143.--TWO CROSSES FROM ONE.
It will be seen that one cross is cut out entire, as A in Fig. 1, while the four pieces marked B, C, D and E form the second cross, as in Fig. 2, which will be of exactly the same size as the other. I will leave the reader the pleasant task of discovering for himself the best way of finding the direction of the cuts. Note that the Swastika again appears.
The difficult question now presents itself: How are we to cut three Greek crosses from one in the fewest possible pieces? As a matter of fact, this problem may be solved in as few as thirteen pieces; but as I know many of my readers, advanced geometricians, will be glad to have something to work on of which they are not shown the solution, I leave the mystery for the present undisclosed.
144.--THE CROSS AND THE TRIANGLE.
The line A B in the following diagram represents the side of a square having the same area as the cross. I have shown elsewhere, as stated, how to make a square and equilateral triangle of equal area. I need not go, therefore, into the preliminary question of finding the dimensions of the triangle that is to equal our cross. We will assume that we have already found this, and the question then becomes, How are we to cut up one of these into pieces that will form the other?
First draw the line A B where A and B are midway between the extremities of the two side arms. Next make the lines D C and E F equal in length to half the side of the triangle. Now from E and F describe with the same radius the intersecting arcs at G and draw F G. Finally make I K equal to H C and L B equal to A D. If we now draw I L, it should be parallel to F G, and all the six pieces are marked out. These fit together and form a perfect equilateral triangle, as shown in the second diagram. Or we might have first found the direction of the line M N in our triangle, then placed the point O over the point E in the cross and turned round the triangle over the cross until the line M N was parallel to A B. The piece 5 can then be marked off and the other pieces in succession.
I have seen many attempts at a solution involving the assumption that the height of the triangle is exactly the same as the height of the cross. This is a fallacy: the cross will always be higher than the triangle of equal area.
145.--THE FOLDED CROSS.
First fold the cross along the dotted line A B in Fig. 1. You then have it in the form shown in Fig. 2. Next fold it along the dotted line C D (where D is, of course, the centre of the cross), and you get the form shown in Fig. 3. Now take your scissors and cut from G to F, and the four pieces, all of the same size and shape, will fit together and form a square, as shown in Fig. 4.
146.--AN EASY DISSECTION PUZZLE.
The solution to this puzzle is shown in the illustration. Divide the figure up into twelve equal triangles, and it is easy to discover the directions of the cuts, as indicated by the dark lines.

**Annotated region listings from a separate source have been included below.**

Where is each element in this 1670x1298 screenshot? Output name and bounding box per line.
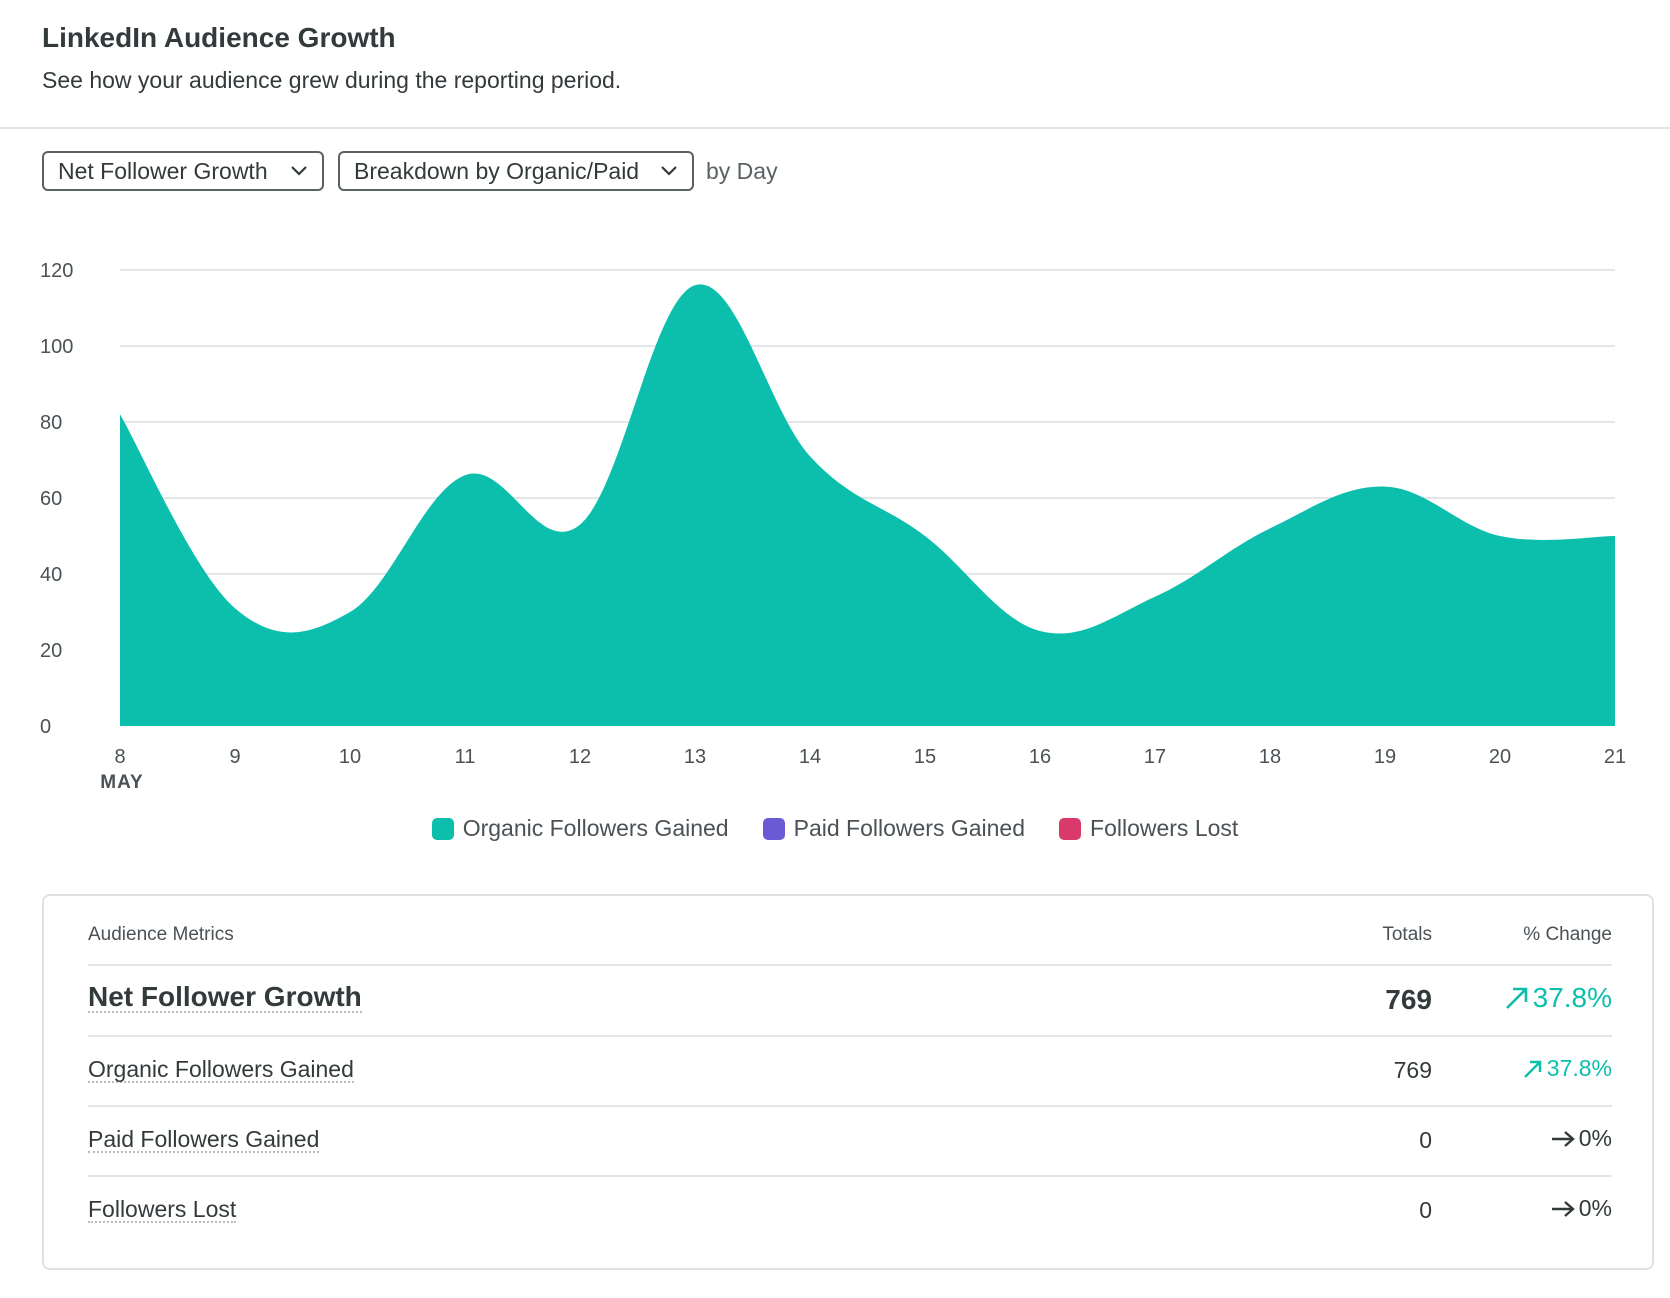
x-tick-label: 19	[1374, 746, 1396, 768]
metric-change: 37.8%	[1504, 982, 1612, 1014]
column-header-change: % Change	[1523, 924, 1612, 945]
metric-change: 37.8%	[1522, 1055, 1612, 1082]
breakdown-dropdown[interactable]: Breakdown by Organic/Paid	[338, 151, 694, 191]
legend-label-paid: Paid Followers Gained	[793, 815, 1026, 841]
legend-swatch-lost	[1059, 817, 1082, 840]
legend-swatch-paid	[762, 817, 785, 840]
legend-label-lost: Followers Lost	[1090, 815, 1239, 841]
x-tick-label: 8	[114, 746, 125, 768]
metric-change-value: 37.8%	[1532, 982, 1612, 1013]
x-tick-label: 20	[1489, 746, 1511, 768]
area-organic-followers-gained	[120, 284, 1615, 726]
y-tick-label: 0	[40, 716, 51, 738]
x-tick-label: 13	[684, 746, 706, 768]
y-tick-label: 100	[40, 336, 73, 358]
trend-flat-icon	[1550, 1129, 1576, 1149]
breakdown-dropdown-label: Breakdown by Organic/Paid	[354, 157, 640, 184]
trend-up-icon	[1522, 1058, 1544, 1080]
metric-change: 0%	[1550, 1125, 1612, 1152]
metric-name-paid-followers-gained[interactable]: Paid Followers Gained	[88, 1126, 320, 1154]
x-tick-label: 15	[914, 746, 936, 768]
metric-name-followers-lost[interactable]: Followers Lost	[88, 1196, 237, 1224]
chevron-down-icon	[290, 165, 308, 177]
metric-total: 0	[1419, 1197, 1432, 1223]
metric-change-value: 37.8%	[1546, 1055, 1612, 1081]
table-header: Audience Metrics Totals % Change	[88, 918, 1612, 966]
y-tick-label: 60	[40, 488, 62, 510]
table-row: Paid Followers Gained 0 0%	[88, 1107, 1612, 1177]
y-tick-label: 120	[40, 260, 73, 282]
x-axis-month-label: MAY	[100, 772, 143, 793]
chart-legend: Organic Followers Gained Paid Followers …	[0, 815, 1670, 842]
metric-name-organic-followers-gained[interactable]: Organic Followers Gained	[88, 1056, 354, 1084]
x-tick-label: 14	[799, 746, 821, 768]
audience-growth-chart: 0 20 40 60 80 100 120 8 9 10 11 12 13 14 15 16 17 18 19 20 2…	[40, 260, 1626, 793]
metric-name-net-follower-growth[interactable]: Net Follower Growth	[88, 981, 362, 1014]
trend-flat-icon	[1550, 1199, 1576, 1219]
legend-item-lost[interactable]: Followers Lost	[1059, 815, 1238, 842]
legend-swatch-organic	[431, 817, 454, 840]
x-tick-label: 10	[339, 746, 361, 768]
page-subtitle: See how your audience grew during the re…	[42, 67, 622, 93]
page-title: LinkedIn Audience Growth	[42, 22, 396, 53]
audience-metrics-card: Audience Metrics Totals % Change Net Fol…	[42, 894, 1654, 1270]
y-tick-label: 40	[40, 564, 62, 586]
column-header-metric: Audience Metrics	[88, 924, 234, 945]
metric-total: 769	[1393, 1057, 1432, 1083]
legend-label-organic: Organic Followers Gained	[462, 815, 729, 841]
table-row: Followers Lost 0 0%	[88, 1177, 1612, 1245]
legend-item-paid[interactable]: Paid Followers Gained	[762, 815, 1026, 842]
chevron-down-icon	[660, 165, 678, 177]
metric-total: 0	[1419, 1127, 1432, 1153]
metric-change-value: 0%	[1578, 1195, 1612, 1221]
report-header: LinkedIn Audience Growth See how your au…	[0, 0, 1670, 129]
x-tick-label: 16	[1029, 746, 1051, 768]
metric-change: 0%	[1550, 1195, 1612, 1222]
legend-item-organic[interactable]: Organic Followers Gained	[431, 815, 729, 842]
column-header-totals: Totals	[1382, 924, 1432, 945]
x-tick-label: 18	[1259, 746, 1281, 768]
x-tick-label: 17	[1144, 746, 1166, 768]
y-tick-label: 80	[40, 412, 62, 434]
x-tick-label: 21	[1604, 746, 1626, 768]
metric-dropdown[interactable]: Net Follower Growth	[42, 151, 324, 191]
x-tick-label: 12	[569, 746, 591, 768]
trend-up-icon	[1504, 985, 1530, 1011]
metric-change-value: 0%	[1578, 1125, 1612, 1151]
y-tick-label: 20	[40, 640, 62, 662]
metric-dropdown-label: Net Follower Growth	[58, 157, 268, 184]
x-tick-label: 11	[455, 746, 476, 768]
metric-total: 769	[1385, 984, 1432, 1015]
x-tick-label: 9	[229, 746, 240, 768]
table-row: Organic Followers Gained 769 37.8%	[88, 1037, 1612, 1107]
table-row: Net Follower Growth 769 37.8%	[88, 966, 1612, 1037]
period-label: by Day	[706, 158, 778, 184]
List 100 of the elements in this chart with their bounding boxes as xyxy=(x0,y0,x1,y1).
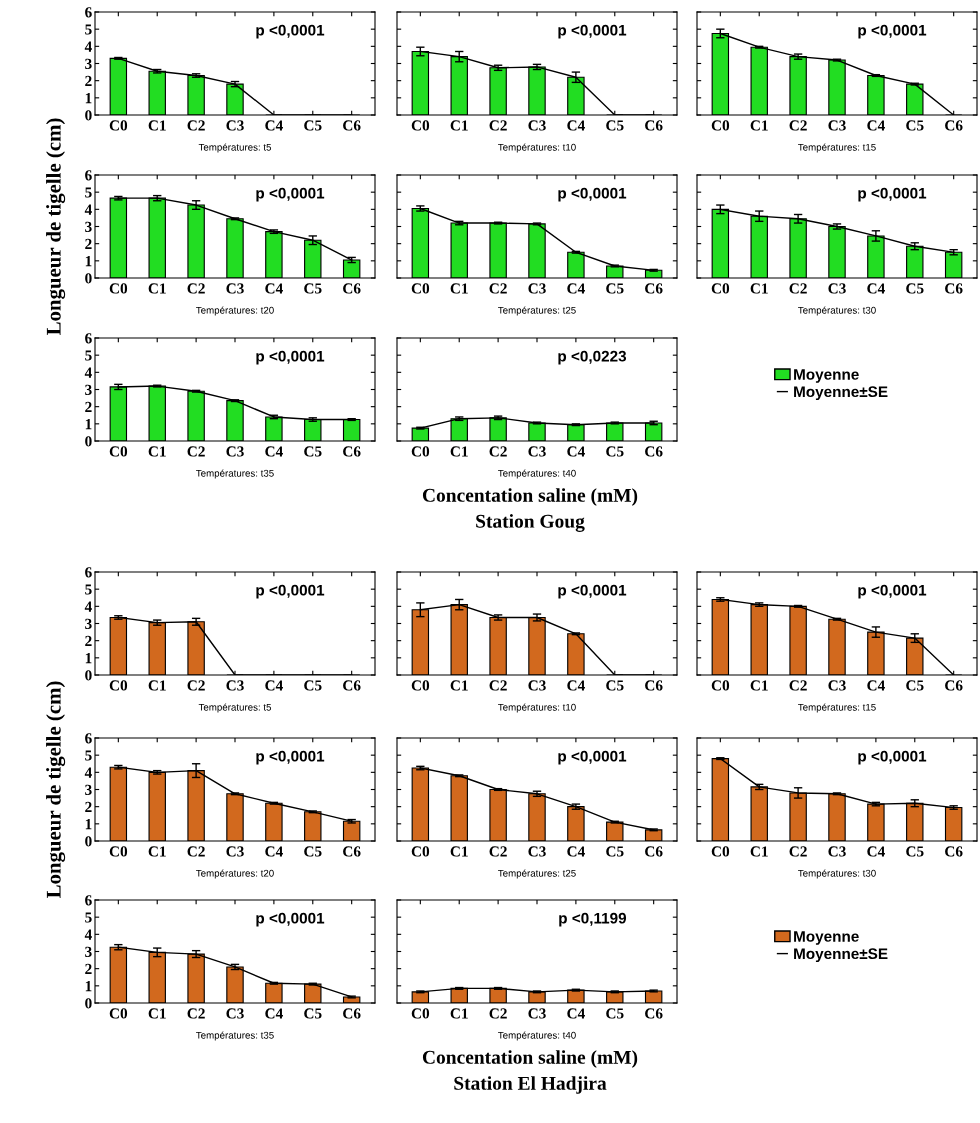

147.--AN EASY SQUARE PUZZLE.
The diagram explains itself, one of the five pieces having been cut in two to form a square.
148.--THE BUN PUZZLE.
The secret of the bun puzzle lies in the fact that, with the relative dimensions of the circles as given, the three diameters will form a right-angled triangle, as shown by A, B, C. It follows that the two smaller buns are exactly equal to the large bun. Therefore, if we give David and Edgar the two halves marked D and E, they will have their fair shares--one quarter of the confectionery each. Then if we place the small bun, H, on the top of the remaining one and trace its circumference in the manner shown, Fred's piece, F, will exactly equal Harry's small bun, H, with the addition of the piece marked G--half the rim of the other. Thus each boy gets an exactly equal share, and there are only five pieces necessary.
149.--THE CHOCOLATE SQUARES.
Square A is left entire; the two pieces marked B fit together and make a second square; the two pieces C make a third square; and the four pieces marked D will form the fourth square.
150.--DISSECTING A MITRE.
The diagram on the next page shows how to cut into five pieces to form a square. The dotted lines are intended to show how to find the points C and F--the only difficulty. A B is half B D, and A E is parallel to B H. With the point of the compasses at B describe the arc H E, and A E will be the distance of C from B. Then F G equals B C less A B.
This puzzle--with the added condition that it shall be cut into four parts of the same size and shape--I have not been able to trace to an earlier date than 1835. Strictly speaking, it is, in that form, impossible of solution; but I give the answer that is always presented, and that seems to satisfy most people.
We are asked to assume that the two portions containing the same letter--AA, BB, CC, DD--are joined by "a mere hair," and are, therefore, only one piece. To the geometrician this is absurd, and the four shares are not equal in area unless they consist of two pieces each. If you make them equal in area, they will not be exactly alike in shape.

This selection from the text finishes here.